The Poetry of Not Knowing

Bad language skills can be so very poetic. I just found a rather amusing exemplification of this idea.


Was Kafka Insane? Or was he feigning it?

No, he was not sick or insane, he ist healthy physically and psychologically. Based on the Docter checked report, before he entered to work in Insurance Company. He was 182 cm High and 61 kg Weight. Kafka was mostly under depression from his Father (A Letter to Father). His Father was a dictator for his own family. His Father was regret, because Kafka did not want to continue his Business, running his Shops, as well as to pray in Synagog regularly. Since Kafka was the only eldest son from Herman Kafkas Family, an other two brothers from Kafka were dead as young time, and three other younger sisters from Kafka were killed by Hitler Army. Kafka refused or avoided his Father`ideas with the expresionist ways, explosive but from inside of the heart, it was opposite from revolutionary ways. Many Literature Criticer said, Kafka was maybe impotent, because he always cancelled his weddings Plans, with Felice Bauer, Milena, and the last till dead with Dora. According to his letter to Milena, he experienced first time of , wenn he learned to face exam he did a with a shop girl, since he was 20 years old. How can we say, that he was sick, since he work by Insurance Company till he got pension and he got a good reputation.

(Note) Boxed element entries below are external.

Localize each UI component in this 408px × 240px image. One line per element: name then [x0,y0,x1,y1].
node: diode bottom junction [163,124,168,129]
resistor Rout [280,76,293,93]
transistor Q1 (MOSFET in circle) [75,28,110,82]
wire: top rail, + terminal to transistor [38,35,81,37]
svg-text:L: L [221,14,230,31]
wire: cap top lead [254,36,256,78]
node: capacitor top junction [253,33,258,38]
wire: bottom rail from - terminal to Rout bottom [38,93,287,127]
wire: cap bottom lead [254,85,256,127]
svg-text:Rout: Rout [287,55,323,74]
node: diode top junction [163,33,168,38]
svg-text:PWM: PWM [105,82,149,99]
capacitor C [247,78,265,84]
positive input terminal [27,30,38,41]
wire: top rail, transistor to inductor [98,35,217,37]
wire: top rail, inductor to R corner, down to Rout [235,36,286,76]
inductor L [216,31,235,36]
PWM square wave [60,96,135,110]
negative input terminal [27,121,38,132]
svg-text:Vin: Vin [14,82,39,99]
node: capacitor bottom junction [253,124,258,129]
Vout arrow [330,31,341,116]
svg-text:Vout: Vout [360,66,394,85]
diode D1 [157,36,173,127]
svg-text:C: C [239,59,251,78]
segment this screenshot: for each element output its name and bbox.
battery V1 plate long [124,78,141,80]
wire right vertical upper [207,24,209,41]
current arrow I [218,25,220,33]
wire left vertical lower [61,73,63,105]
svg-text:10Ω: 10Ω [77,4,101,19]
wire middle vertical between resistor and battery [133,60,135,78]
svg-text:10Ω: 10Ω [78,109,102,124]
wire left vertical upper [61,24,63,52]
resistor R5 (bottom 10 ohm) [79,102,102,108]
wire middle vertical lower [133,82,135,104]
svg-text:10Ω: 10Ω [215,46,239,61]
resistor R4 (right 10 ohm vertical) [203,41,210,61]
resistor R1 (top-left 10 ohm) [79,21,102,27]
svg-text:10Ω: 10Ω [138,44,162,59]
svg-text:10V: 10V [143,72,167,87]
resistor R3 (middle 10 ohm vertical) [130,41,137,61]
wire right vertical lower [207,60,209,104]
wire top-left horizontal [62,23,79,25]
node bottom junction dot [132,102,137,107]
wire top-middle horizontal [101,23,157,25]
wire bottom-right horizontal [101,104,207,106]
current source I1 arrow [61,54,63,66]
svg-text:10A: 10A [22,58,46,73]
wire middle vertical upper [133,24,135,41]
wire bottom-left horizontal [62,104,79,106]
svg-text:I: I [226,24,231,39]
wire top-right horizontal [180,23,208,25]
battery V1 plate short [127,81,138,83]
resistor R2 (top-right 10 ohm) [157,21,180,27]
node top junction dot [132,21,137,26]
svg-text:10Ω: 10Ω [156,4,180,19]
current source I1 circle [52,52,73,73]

Take the fabulous construction "His Father was regret", expressing not the mere passive emotion of regret on the part of the father figure, but taking it to the metaphorical extreme by equating the person with the feeling itself.
He did not regret the situation as a third person; he represented the very concept of regret, personified his own state of being, became a purely feeling person.

So this snippet of speculation about the personality of a famous dead writer prompts questions about the nature and qualities of the concept of artistic work itself.

It's the same problem as with abstract visual art, in that the creator's intention flows into the piece, which, without an explanation, may lose all its credibility.
Some highly abstract renowned paintings might be accidentally reproduced by small children, in the same way as this rather entertaining text may have been an automatic translation, or the product of an insufficient understanding of the english language, same thing really, as it might just as well, under different circumstances, have been the work of a highly comical and satirical english author and poet.